- Genre: Heist
- Created by: Jim Keeble; Dudi Appleton;
- Starring: Anthony Mackie; Jamie Dornan; Jack Kesy; Kali Reis; Ólafur Darri Ólafsson;
- Country of origin: United States
- Original language: English

Production
- Executive producers: Dudi Appleton; Jim Keeble; Kari Skogland; Anthony Mackie; Jamie Dornan; David Ellison; Dana Goldber; Matt Thunell;
- Production locations: Budapest; Texas;
- Editors: Edel McDonnell; Jack Goessens; Robert Frost; Paul Knight; Miikka Leskinen;
- Production companies: Anonymous Content; Paramount Television Studios;

Original release
- Network: Apple TV

= 12 12 12 =

Upcoming American heist television series

12 12 12 is an upcoming American heist television series created by Jim Keeble and Dudi Appleton. The series is set to premiere on November 13, 2026. It stars Anthony Mackie and Jamie Dornan.

== Premise ==
The series covers three separate stages surrounding a heist in Zurich: the 12 months of planning leading up to the heist, the 12 hours during the heist itself, and the 12 days following the heist. Throughout, the FBI is pursuing the criminal mastermind across Europe.

== Cast ==
- Anthony Mackie
- Jamie Dornan
- Jack Kesy
- Kali Reis
- Ólafur Darri Ólafsson
- Agathe Rousselle
- Sallie Harmsen
- Julius Feldmeier
- Patrick Fabian as Kevin McNeil

== Episodes ==

| No. | Title | Directed by | Written by | Original release date |
|---|---|---|---|---|
| 1 | TBA | Kari Skogland | Jim Keeble & Dudi Appleton | November 13, 2026 |
| 2 | TBA | TBA | Jim Keeble & Dudi Appleton | November 13, 2026 |
| 3 | TBA | TBA | Samantha Corbin-Miller | November 20, 2026 |
| 4 | TBA | TBA | Joe Murtagh | November 27, 2026 |
| 5 | TBA | TBA | Samantha Corbin-Miller & Jamie Carragher | December 4, 2026 |
| 6 | TBA | TBA | Tolula Dada & Joe Murtagh | December 11, 2026 |
| 7 | TBA | TBA | Jim Keeble & Dudi Appleton | December 18, 2026 |
| 8 | TBA | TBA | Jim Keeble & Dudi Appleton | December 25, 2026 |

== Production ==
12 12 12 was created, written, and executive produced by Jim Keeble and Dudi Appleton, with Kari Skogland directing the pilot and executive producing. The series is produced by Anonymous Content and Skydance Television. The series had Anthony Mackie and Jamie Dornan attached to star and executive produce as well. In May 2024, Apple acquired the series for release on its streaming service Apple TV. Additional casting including Jack Kesy, Kali Reis, Ólafur Darri Ólafsson, Agathe Rousselle, and Sallie Harmsen was announced in early 2025.
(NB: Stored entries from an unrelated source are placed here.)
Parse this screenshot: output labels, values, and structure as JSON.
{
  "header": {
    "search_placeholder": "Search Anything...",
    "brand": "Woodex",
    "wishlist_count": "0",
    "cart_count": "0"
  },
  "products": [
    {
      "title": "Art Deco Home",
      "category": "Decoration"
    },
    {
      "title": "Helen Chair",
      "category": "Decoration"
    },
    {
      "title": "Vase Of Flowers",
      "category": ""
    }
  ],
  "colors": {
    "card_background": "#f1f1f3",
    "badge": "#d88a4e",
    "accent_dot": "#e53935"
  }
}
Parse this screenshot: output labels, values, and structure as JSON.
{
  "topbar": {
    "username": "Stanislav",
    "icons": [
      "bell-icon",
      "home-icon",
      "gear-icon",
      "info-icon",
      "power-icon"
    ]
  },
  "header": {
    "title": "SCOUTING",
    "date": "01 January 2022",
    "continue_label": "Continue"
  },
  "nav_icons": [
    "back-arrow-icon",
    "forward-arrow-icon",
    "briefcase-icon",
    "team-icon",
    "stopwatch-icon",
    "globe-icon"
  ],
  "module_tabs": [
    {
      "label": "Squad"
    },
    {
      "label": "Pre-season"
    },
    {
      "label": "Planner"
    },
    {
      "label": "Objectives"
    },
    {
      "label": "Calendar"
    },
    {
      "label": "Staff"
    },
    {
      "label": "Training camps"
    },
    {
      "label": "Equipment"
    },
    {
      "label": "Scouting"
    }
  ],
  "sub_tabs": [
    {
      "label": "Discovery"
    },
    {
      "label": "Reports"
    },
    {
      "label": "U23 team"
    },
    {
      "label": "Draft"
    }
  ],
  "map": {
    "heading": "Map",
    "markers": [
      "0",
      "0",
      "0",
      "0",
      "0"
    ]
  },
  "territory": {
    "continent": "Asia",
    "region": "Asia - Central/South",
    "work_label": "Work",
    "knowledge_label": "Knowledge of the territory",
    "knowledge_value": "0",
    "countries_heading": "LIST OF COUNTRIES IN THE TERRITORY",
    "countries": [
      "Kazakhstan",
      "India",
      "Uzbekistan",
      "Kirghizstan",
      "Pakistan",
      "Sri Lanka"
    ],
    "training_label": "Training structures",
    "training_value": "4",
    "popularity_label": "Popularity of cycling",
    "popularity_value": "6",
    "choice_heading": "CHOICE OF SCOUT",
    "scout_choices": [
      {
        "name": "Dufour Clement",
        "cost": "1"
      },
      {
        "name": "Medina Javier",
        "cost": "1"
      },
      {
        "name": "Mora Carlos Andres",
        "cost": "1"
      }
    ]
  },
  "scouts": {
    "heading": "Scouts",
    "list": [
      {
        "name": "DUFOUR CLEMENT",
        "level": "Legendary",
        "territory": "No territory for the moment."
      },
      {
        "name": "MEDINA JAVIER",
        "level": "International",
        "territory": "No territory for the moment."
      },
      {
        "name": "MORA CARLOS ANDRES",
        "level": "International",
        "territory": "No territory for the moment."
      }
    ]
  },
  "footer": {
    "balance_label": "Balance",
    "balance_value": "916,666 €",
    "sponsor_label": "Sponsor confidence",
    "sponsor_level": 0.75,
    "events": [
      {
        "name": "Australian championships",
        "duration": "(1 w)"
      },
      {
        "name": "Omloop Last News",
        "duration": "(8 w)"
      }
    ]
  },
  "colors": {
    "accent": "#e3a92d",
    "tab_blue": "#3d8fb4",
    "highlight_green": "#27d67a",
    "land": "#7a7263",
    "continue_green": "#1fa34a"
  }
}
Principal photography began by May 2025, with filming occurring between Budapest, Sopron, and Texas.

In August 2025, Paramount Television Studios had assumed production of the series following the merger of Skydance Television's parent company Skydance Media with Paramount Global into Paramount Skydance.

== Release==
The series will premiere on November 13, 2026, with two episodes and the rest will debut on a weekly basis until December 25, 2026.